Zook v. Zook

Citation312 Neb. 128
Decision Date05 August 2022
Docket NumberS-21-176
PartiesMichael R. Zook and Teresa L. Chramosta, Copersonal Representatives of the Estate of Robert L. Zook, deceased, et al., appellees and cross-appellees, v. Jerry L. Zook, appellee and cross-appellant, and John B. Marshall, appellant.
CourtSupreme Court of Nebraska

1. Limitations of Actions: Appeal and Error. The point at which a statute of limitations begins to run must be determined from the facts of each case, and the decision of the trial court on the issue of the statute of limitations normally will not be set aside by an appellate court unless clearly wrong.

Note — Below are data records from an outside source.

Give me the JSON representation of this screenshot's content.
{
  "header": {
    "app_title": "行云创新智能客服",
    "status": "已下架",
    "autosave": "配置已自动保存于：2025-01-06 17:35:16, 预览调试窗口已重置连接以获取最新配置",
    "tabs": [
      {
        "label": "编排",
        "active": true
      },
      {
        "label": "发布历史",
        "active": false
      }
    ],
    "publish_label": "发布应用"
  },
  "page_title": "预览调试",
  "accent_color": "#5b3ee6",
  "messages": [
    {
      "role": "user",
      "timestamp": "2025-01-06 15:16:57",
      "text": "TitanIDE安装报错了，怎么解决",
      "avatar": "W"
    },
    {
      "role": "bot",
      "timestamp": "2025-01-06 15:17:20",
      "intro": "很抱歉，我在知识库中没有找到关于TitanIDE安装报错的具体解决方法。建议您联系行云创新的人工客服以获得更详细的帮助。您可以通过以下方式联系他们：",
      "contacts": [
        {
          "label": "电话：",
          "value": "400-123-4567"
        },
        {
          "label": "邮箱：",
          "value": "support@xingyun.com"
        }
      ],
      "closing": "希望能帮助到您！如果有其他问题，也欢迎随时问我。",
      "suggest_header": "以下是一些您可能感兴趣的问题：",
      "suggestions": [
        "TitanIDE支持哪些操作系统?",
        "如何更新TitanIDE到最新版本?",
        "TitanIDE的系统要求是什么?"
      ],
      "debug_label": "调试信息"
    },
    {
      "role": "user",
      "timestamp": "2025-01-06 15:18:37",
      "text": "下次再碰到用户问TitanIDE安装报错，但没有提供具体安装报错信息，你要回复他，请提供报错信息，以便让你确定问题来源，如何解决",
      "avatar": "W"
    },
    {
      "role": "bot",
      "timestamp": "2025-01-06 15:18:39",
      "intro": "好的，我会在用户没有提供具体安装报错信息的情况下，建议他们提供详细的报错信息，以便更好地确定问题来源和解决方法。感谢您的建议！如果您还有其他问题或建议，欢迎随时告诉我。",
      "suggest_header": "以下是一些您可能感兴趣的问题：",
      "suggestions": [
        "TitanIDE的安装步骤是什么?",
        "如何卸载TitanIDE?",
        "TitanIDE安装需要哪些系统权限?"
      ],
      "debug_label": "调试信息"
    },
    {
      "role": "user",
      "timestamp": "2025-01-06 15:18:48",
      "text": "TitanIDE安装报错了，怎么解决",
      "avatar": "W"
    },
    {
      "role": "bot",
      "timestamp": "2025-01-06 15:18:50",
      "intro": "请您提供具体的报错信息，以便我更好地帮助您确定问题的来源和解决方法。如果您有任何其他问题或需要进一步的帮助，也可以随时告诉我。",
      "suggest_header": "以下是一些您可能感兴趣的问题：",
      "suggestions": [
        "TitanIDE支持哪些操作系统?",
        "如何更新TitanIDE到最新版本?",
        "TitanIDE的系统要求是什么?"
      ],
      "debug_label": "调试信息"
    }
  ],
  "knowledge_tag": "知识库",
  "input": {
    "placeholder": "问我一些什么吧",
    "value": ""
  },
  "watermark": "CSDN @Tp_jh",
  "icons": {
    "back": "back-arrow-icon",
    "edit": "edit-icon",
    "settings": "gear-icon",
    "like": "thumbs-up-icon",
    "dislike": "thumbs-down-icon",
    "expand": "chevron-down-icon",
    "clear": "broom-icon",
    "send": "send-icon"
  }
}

2. ___ ___. The question of which statute of limitations applies is a question of law that an appellate court must decide independently of the conclusion reached by the trial court.

3. Contracts: Restitution: Unjust Enrichment. A claim for unjust enrichment is a quasi-contract claim for restitution.

4. Contracts: Restitution. Any quasi-contract claim for restitution is an action at law.

5. Judgments: Appeal and Error. In reviewing questions of law, an appellate court is obligated to reach a conclusion independent of the determinations reached by the lower courts.

6. Unjust Enrichment: Proof. To recover on a claim for unjust enrichment, the plaintiff must show that (1) the defendant received money, (2) the defendant retained possession of the money, and (3) the defendant in justice and fairness ought to pay the money to the plaintiff. The plaintiff must also allege facts that the law of restitution would recognize as unjust enrichment.

7. Unjust Enrichment: Words and Phrases. Unjust enrichment is a flexible concept. But it is a bedrock principle of restitution that unjust enrichment means a transfer of a benefit without adequate legal ground.

8. Unjust Enrichment. Unjust enrichment results from a transaction that the law treats as ineffective to work a conclusive alteration in ownership rights.

9. Unjust Enrichment: Contracts: Restitution Liability. A third party is not liable in quasi-contract, unjust enrichment, or restitution merely because he or she has benefited from a contract between two others. There must be some misleading act, request for services or the like, to support such an action.

10. Unjust Enrichment: Contracts. One who is free from fault cannot be held to be unjustly enriched merely because one has chosen to exercise a legal or contractual right.

Appeal from the District Court for Dawson County: James E. Doyle IV Judge.

John D. Icenogle, of Bruner, Frank, Schumacher & Husak L.L.C., for appellant.

Jonathan M. Brown, of Walentine O'Toole, L.L.P., for appellees and cross-appellees.

Claude E. Berreckman, Jr., and Claire K. Bazata, of Berreckman & Bazata, P.C., L.L.O., for appellee and cross-appellant.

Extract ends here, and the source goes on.